Column by Stroud MP Siobhan Baillie.

Many congratulations to Forest Green Rovers for their promotion to League One for the first time in their history.

A goalless draw against West Country rivals Bristol Rovers at the weekend was still enough to ensure they go up a division from next season.

I understand that the ambition now is to win League Two in the remaining three games and I wish the team the best of luck in capping off a tremendous season with a trophy at the end.

That would be the icing on the cake but I know the fans really wanted promotion and the players and manager Rob Edwards have delivered.

It is only five years since the club was promoted to the English Football League for the first time ever. The rise has been meteorite and I know the fans will savour every moment playing against some big clubs with big histories next season.

I was pleased to be part of a big win for GCSE education, post-16 education and green skills last week.

The Government has backed a campaign I was involved in to put green skills at the forefront of education and further education in the future.

A new Natural History GCSE alongside a range of other policies launched as part of a new sustainability strategy for schools by the Education Secretary.
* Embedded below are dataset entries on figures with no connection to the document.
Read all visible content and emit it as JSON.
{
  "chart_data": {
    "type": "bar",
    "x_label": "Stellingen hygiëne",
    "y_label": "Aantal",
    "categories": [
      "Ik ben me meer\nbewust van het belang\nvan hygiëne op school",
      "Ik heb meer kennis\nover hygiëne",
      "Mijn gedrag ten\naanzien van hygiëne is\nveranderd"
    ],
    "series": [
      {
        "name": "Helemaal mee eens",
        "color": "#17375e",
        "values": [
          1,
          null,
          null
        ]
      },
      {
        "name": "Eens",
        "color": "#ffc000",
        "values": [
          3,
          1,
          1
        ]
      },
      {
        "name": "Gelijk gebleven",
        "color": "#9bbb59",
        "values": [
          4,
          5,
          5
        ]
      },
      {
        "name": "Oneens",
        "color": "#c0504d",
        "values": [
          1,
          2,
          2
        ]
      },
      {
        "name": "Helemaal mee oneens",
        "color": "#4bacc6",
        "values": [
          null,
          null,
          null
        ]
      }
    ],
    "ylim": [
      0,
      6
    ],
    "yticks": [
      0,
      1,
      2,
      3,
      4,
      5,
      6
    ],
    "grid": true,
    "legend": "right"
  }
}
He said the plan would allow more opportunities for children to learn about the environment, engage with nature and pursue careers in green industries.
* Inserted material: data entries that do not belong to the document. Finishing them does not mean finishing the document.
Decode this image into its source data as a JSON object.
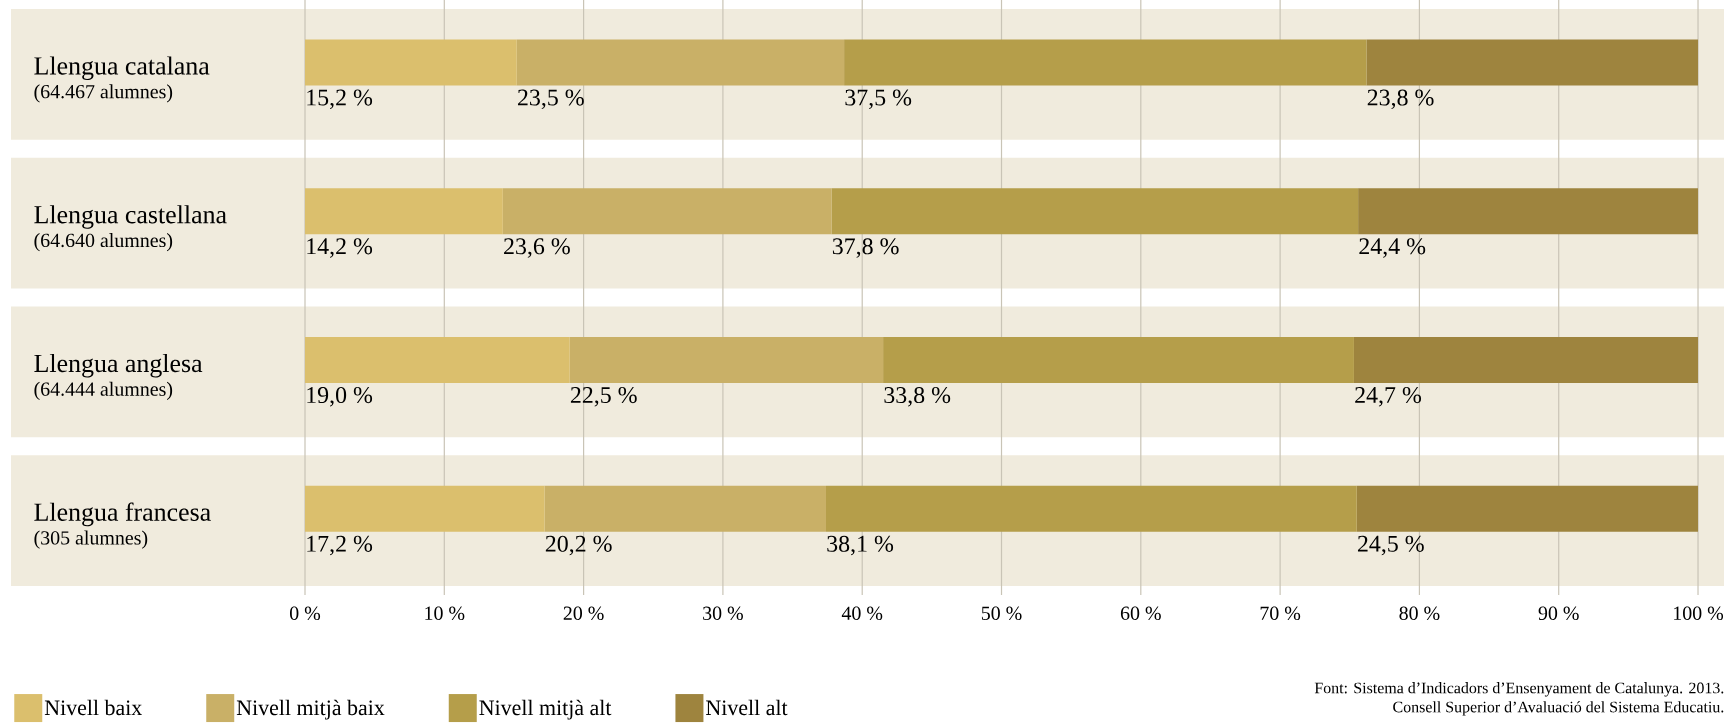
{
  "chart_data": {
    "type": "bar",
    "orientation": "horizontal",
    "stacked": true,
    "categories": [
      "Llengua catalana",
      "Llengua castellana",
      "Llengua anglesa",
      "Llengua francesa"
    ],
    "series": [
      {
        "name": "Nivell baix",
        "color": "#dbbf6d",
        "values": [
          15.2,
          14.2,
          19.0,
          17.2
        ],
        "value_labels": [
          "15,2 %",
          "14,2 %",
          "19,0 %",
          "17,2 %"
        ]
      },
      {
        "name": "Nivell mitjà baix",
        "color": "#c9b067",
        "values": [
          23.5,
          23.6,
          22.5,
          20.2
        ],
        "value_labels": [
          "23,5 %",
          "23,6 %",
          "22,5 %",
          "20,2 %"
        ]
      },
      {
        "name": "Nivell mitjà alt",
        "color": "#b59e4a",
        "values": [
          37.5,
          37.8,
          33.8,
          38.1
        ],
        "value_labels": [
          "37,5 %",
          "37,8 %",
          "33,8 %",
          "38,1 %"
        ]
      },
      {
        "name": "Nivell alt",
        "color": "#9e843e",
        "values": [
          23.8,
          24.4,
          24.7,
          24.5
        ],
        "value_labels": [
          "23,8 %",
          "24,4 %",
          "24,7 %",
          "24,5 %"
        ]
      }
    ],
    "xlim": [
      0,
      100
    ],
    "xticks": [
      {
        "value": 0,
        "label": "0 %"
      },
      {
        "value": 10,
        "label": "10 %"
      },
      {
        "value": 20,
        "label": "20 %"
      },
      {
        "value": 30,
        "label": "30 %"
      },
      {
        "value": 40,
        "label": "40 %"
      },
      {
        "value": 50,
        "label": "50 %"
      },
      {
        "value": 60,
        "label": "60 %"
      },
      {
        "value": 70,
        "label": "70 %"
      },
      {
        "value": 80,
        "label": "80 %"
      },
      {
        "value": 90,
        "label": "90 %"
      },
      {
        "value": 100,
        "label": "100 %"
      }
    ],
    "grid": "x",
    "legend": "bottom left",
    "annotations": [
      "(64.467 alumnes)",
      "(64.640 alumnes)",
      "(64.444 alumnes)",
      "(305 alumnes)",
      "Font: Sistema d’Indicadors d’Ensenyament de Catalunya. 2013.",
      "Consell Superior d’Avaluació del Sistema Educatiu."
    ]
  }
}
I have been a champion, along with colleagues in the Conservative Environment Network, to secure better education for both young people and those who want to retrain.
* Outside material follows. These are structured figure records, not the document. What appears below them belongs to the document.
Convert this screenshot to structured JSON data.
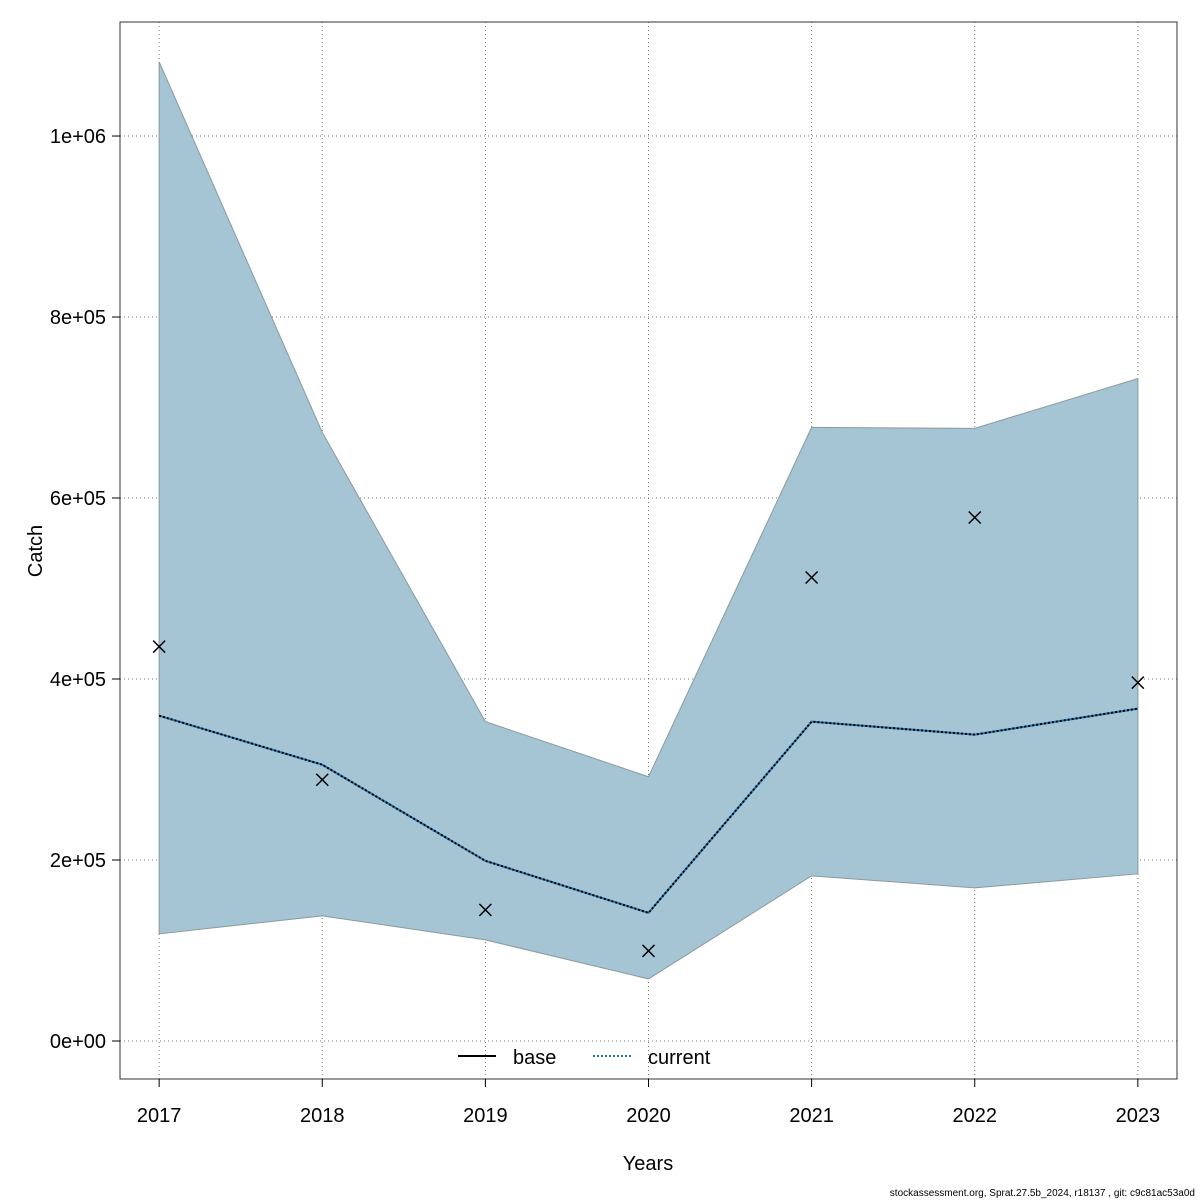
{
  "chart_data": {
    "type": "line",
    "title": "",
    "xlabel": "Years",
    "ylabel": "Catch",
    "x": [
      2017,
      2018,
      2019,
      2020,
      2021,
      2022,
      2023
    ],
    "x_tick_labels": [
      "2017",
      "2018",
      "2019",
      "2020",
      "2021",
      "2022",
      "2023"
    ],
    "y_ticks": [
      0,
      200000,
      400000,
      600000,
      800000,
      1000000
    ],
    "y_tick_labels": [
      "0e+00",
      "2e+05",
      "4e+05",
      "6e+05",
      "8e+05",
      "1e+06"
    ],
    "ylim": [
      -42000,
      1126000
    ],
    "xlim": [
      2016.76,
      2023.24
    ],
    "grid": true,
    "confidence_band": {
      "name": "current CI",
      "upper": [
        1082000,
        672600,
        352900,
        292000,
        678000,
        677000,
        732000
      ],
      "lower": [
        118400,
        138300,
        111700,
        68600,
        182500,
        169200,
        184700
      ],
      "color": "#a5c4d4"
    },
    "series": [
      {
        "name": "current",
        "style": "dotted",
        "color": "#1f78b4",
        "values": [
          359500,
          305300,
          199100,
          141600,
          352900,
          338500,
          367300
        ]
      },
      {
        "name": "observed",
        "style": "x-marker",
        "color": "#000000",
        "values": [
          435800,
          288700,
          144900,
          99600,
          512200,
          578500,
          396000
        ]
      }
    ],
    "legend": {
      "placement": "bottom-center",
      "entries": [
        {
          "label": "base",
          "style": "solid",
          "color": "#000000"
        },
        {
          "label": "current",
          "style": "dotted",
          "color": "#1f78b4"
        }
      ]
    },
    "footer": "stockassessment.org, Sprat.27.5b_2024, r18137 , git: c9c81ac53a0d"
  }
}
We very much need to plug the skills shortage that is coming as we transition to a green skilled economy.

More qualifications are needed in areas such as electric vehicle maintenance, renewable energy operations and maintenance and energy efficiency upgrades for Britain’s homes.

Initially this was not part of the Government’s original plan, but Nadhim Zahawi has listened and confirmed it would now be included.

I think it’s good we are going to teach children about the reality of issues and show them that they can be trained to be part of the solutions now and in the future.

It will not be a surprise to regular readers of this column that I believe children should learn that they do not have to glue themselves to things or get arrested to tackle climate change. There is plenty that can be done and the new education work will show more than the doomsday scenario given by some groups. So many young people talk to me about the environment when I visit schools in Stroud. It is a big topic they care about very much. So, I welcome this news. I think it is a big step forward in meeting the challenges we face with the green skills emergency together with giving a boost for schools and colleges.

Finally, I was in Nailsworth at the weekend and then in Berkeley for the return of Point to Point racing. Seeing the beautiful blossom in Nailsworth and the spring feel around the town was a delight. There was also a street fair showcasing lots of local organisations who do amazing work around the area. The racing was a lot of fun. The organisers worked really hard to get it on again after the pandemic so I was pleased to see so many families enjoying the event in the sunshine.